Les guerres civiles sont des tombeaux pour les rêves et les ambitions, celle qui a déchiré le Sri Lanka au début des années 1980 ne fait pas exception. Le conflit fratricide, qui aurait fait entre 80 000 et 100 000 morts, opposait le gouvernement du Sri Lanka dominé par la majorité cinghalaise bouddhiste et les séparatistes tamouls. C'est dans un pays en ruine que Sashi, 16 ans, rêve de devenir médecin. Un désir broyé par les événements. Sashi se retrouve dans un hôpital de campagne tenu par les séparatistes mais l'assassinat d'un professeur de médecine va bouleverser sa vie. Chacun est sommé de choisir son camp. La guerre fait irruption dans la famille de Sashi. Que pèse un individu devant le fracas des armes et la radicalité collective ? Pourtant Sasha fait le choix de la vie. Contre tous. Dans la nuit solitaire, un tableau saisissant et sensible d'une époque révolue, mais pas si lointaine, qui a vu des frères et sœurs se dresser les uns contre les autres.
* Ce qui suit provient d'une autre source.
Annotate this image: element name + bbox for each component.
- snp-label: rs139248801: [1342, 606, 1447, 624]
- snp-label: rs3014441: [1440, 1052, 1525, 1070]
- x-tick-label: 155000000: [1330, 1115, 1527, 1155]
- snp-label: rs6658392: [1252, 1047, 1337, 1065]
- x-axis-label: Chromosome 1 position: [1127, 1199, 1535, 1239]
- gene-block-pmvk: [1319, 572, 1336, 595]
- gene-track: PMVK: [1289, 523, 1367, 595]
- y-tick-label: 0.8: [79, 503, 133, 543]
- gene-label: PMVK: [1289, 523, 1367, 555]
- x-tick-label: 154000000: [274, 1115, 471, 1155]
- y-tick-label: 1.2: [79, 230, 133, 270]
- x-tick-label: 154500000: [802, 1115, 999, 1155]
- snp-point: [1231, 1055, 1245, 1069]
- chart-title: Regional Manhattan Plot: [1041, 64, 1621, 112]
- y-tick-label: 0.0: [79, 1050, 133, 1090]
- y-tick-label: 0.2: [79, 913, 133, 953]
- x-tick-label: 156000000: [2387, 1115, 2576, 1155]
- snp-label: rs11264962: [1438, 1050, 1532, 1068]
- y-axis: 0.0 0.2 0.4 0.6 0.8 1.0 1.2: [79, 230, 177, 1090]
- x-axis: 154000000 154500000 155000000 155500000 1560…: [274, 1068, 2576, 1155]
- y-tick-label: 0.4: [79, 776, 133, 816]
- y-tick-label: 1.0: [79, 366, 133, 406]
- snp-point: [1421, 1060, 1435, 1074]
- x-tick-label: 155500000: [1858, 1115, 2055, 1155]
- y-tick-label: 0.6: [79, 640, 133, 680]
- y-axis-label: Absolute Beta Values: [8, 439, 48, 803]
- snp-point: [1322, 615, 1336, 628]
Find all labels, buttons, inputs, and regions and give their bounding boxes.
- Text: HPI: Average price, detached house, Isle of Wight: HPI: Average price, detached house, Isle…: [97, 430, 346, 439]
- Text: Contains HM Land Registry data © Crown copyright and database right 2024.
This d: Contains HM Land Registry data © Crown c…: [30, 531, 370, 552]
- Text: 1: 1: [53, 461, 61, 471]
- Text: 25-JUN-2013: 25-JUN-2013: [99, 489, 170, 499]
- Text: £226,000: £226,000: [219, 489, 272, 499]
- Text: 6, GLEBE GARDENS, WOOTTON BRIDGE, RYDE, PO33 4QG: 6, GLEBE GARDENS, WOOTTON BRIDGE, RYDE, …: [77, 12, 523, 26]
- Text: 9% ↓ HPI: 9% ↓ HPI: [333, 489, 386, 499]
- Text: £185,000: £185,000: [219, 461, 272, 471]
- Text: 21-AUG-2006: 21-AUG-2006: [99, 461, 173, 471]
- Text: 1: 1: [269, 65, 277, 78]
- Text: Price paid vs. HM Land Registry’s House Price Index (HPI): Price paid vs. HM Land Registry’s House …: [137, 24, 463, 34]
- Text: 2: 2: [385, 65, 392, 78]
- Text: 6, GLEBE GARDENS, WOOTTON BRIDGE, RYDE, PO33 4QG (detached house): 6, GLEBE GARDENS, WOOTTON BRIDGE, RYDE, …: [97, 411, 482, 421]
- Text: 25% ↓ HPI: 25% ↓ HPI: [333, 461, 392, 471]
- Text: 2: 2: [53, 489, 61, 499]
"Dans la nuit solitaire" de Vasugi V. Ganeshananthan, traduit par Johan-Frédérik Hel-Guedj, éditions Autrement, 480 pages, 23,90 euros

Couverture du livre "Dans la nuit solitaire" de Vasugi V. Ganeshananthan. (EDITIONS AUTREMENT)
Couverture du livre "Dans la nuit solitaire" de Vasugi V. Ganeshananthan. (EDITIONS AUTREMENT)

"Le corbeau qui m'aimait" d'Abdelaziz Baraka Sakin : le cri silencieux

Peut-on survivre à l'exil, la petite mort ? Qui ne porte pas avec lui ou elle son passé et son pays ? Certains s'en libèrent, temporairement, le temps que la vie antérieure vienne réclamer son dû. Nour et Adam, deux amis, deux frères, ont quitté le Soudan pour l'eldorado européen. Ils n'avaient pas le choix. Le premier "réussit", le second beaucoup moins. Quand, des années après leur arrivée en Europe, Nour croise Adam, drogué, ce dernier ne le reconnaît pas. Adam souffre-t-il du manque de son pays au point de vouloir y retourner ? Il est retrouvé mort, quelques jours après la rencontre. Qui était donc Adam, l'homme qui parlait aux corbeaux ? Par une série de témoignages, on voit se dessiner les interstices d'un homme tourmenté, complexe, et le sort des migrants dans la jungle moderne. Le corbeau qui m'aimait, un roman poignant et juste.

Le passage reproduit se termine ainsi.